Trois idées reçues et un conseil sur l’antisémitisme en ligne  

(Texte initialement publié sur Tumblr)

David et Guy, qui tweetent beaucoup et qui passent à la radio, prennent cher. Ils ne sont pas les seuls. Au fil des discussions, plusieurs autres, connu(e)s ou pas, m’ont raconté le même scenario : sur Twitter, un petit sous-entendu antisémite de temps en temps, rien de spécial à cela, on a l’habitude ; mais depuis que c’est la saison de la quenelle, on a dépassé le stade du sous-entendu, et ce n’est plus de temps en temps, c’est tout le temps. De 7 à 77 000 followers, aucun Juif tweetant n’est épargné.

Voici, très modestement, trois observations personnelles et un conseil sur le sujet.

 D’abord, ôtez-vous de l’idée que le phénomène est nouveau

J’ai travaillé pour Israël pendant deux ans et c’était écrit dans ma bio : depuis cette époque (2010-2012), je récolte régulièrement mon lot de tweets antisémites. Et avant ça, quand j’essayais encore de bloguer sérieusement et que j’étais un peu lu, c’est dans les commentaires que je recevais les insultes.

Le volume augmente bien sûr en fonction de l’actualité, mais dans mon expérience, une fois que vous avez été identifié, vous avez droit à un service minimum garanti même en temps de paix.
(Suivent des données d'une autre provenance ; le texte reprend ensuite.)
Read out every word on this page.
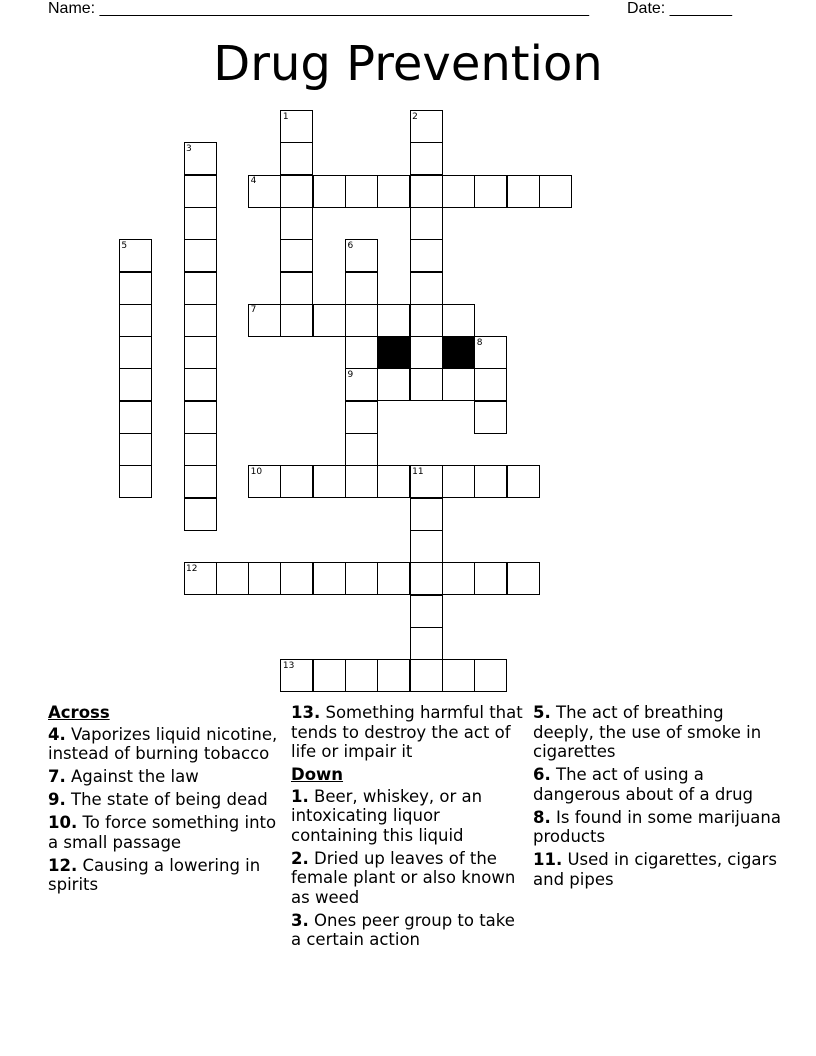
Name: _______________________________________________________ Date: _______
Drug Prevention
1	2
3
4
5	6
7
8
9
10	11
12
13
Across
4. Vaporizes liquid nicotine, instead of burning tobacco
7. Against the law
9. The state of being dead
10. To force something into a small passage
12. Causing a lowering in spirits
13. Something harmful that tends to destroy the act of life or impair it
Down
1. Beer, whiskey, or an intoxicating liquor containing this liquid
2. Dried up leaves of the female plant or also known as weed
3. Ones peer group to take a certain action
5. The act of breathing deeply, the use of smoke in cigarettes
6. The act of using a dangerous about of a drug
8. Is found in some marijuana products
11. Used in cigarettes, cigars and pipes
C’est comme ça.

 Ensuite, ne vous étonnez pas de voir plus d’antisémites sur Twitter qu’au bureau ou dans la rue

Pensez-y : la plupart des Juifs rechignent à prendre le thé avec des antisémites de salon, et encore plus à se rendre dans les cités pour vérifier quelle part des habitants y font sincèrement la différence entre Tel Aviv et les Buttes-Chaumont. D’où une tendance naturelle à sous-estimer le nombre de gens qui pensent que cette histoire de peuple élu, ces rites bizarres, cette emprise sur les médias et tout ce que vous faites aux Palestiniens, ça commence à bien faire.

Mais sur Twitter, vous pouvez entrer en contact avec gens-là — et surtout eux avec vous. C’est un choc, j’en conviens.

 Enfin, n’imaginez pas une seconde qu’une loi, la justice ou un ministre de l’intérieur mal habillé pourront y changer quelque chose

Une des raisons pour lesquelles l’antisémitisme vous choque tellement lorsque vous le rencontrez, c’est qu’il a soigneusement été mis sous le tapis par les lois Pleven de 1972 et Gayssot de 1990. Seulement voilà : le tapis est un peu petit pour le web.

À moins de passer le plus clair de votre temps en procédures judiciaires (j’espère que vous avez mieux à faire, comme j’en suis sûr le CRIF et l’UEJF), à moins de demander à Twitter de se transformer en bureau de censure (ce qui n’est ni son métier ni son intention) ou à moins de proclamer Manuel Valls empereur de France, de Navarre et des internets (ce qui lui plairait bien et aurait l’intérêt, je le concède volontiers, de lui faire abandonner ses cravates infâmes), vous n’y pourrez rien changer. (Vous avez reçu moins de tweets dégueulasses, vous, depuis l’interdiction de Dieudonné ?)

Il y a plein d’antisémites en France, ça ne date pas d’hier, et les moyens de communication modernes ne font que révéler cette triste réalité.

 Que faire, alors ?

Discutez avec ceux qui veulent discuter, ignorez ceux qui insultent, mais surtout ne renoncez pas à tweeter sur votre identité juive. C’est la règle que je me suis fixée et c’est, au fond, ce qui horripile le plus les antisémites.

Le web est un espace de liberté et il doit le rester. C’est peut-être celui des racistes et des antisémites, mais c’est aussi le vôtre.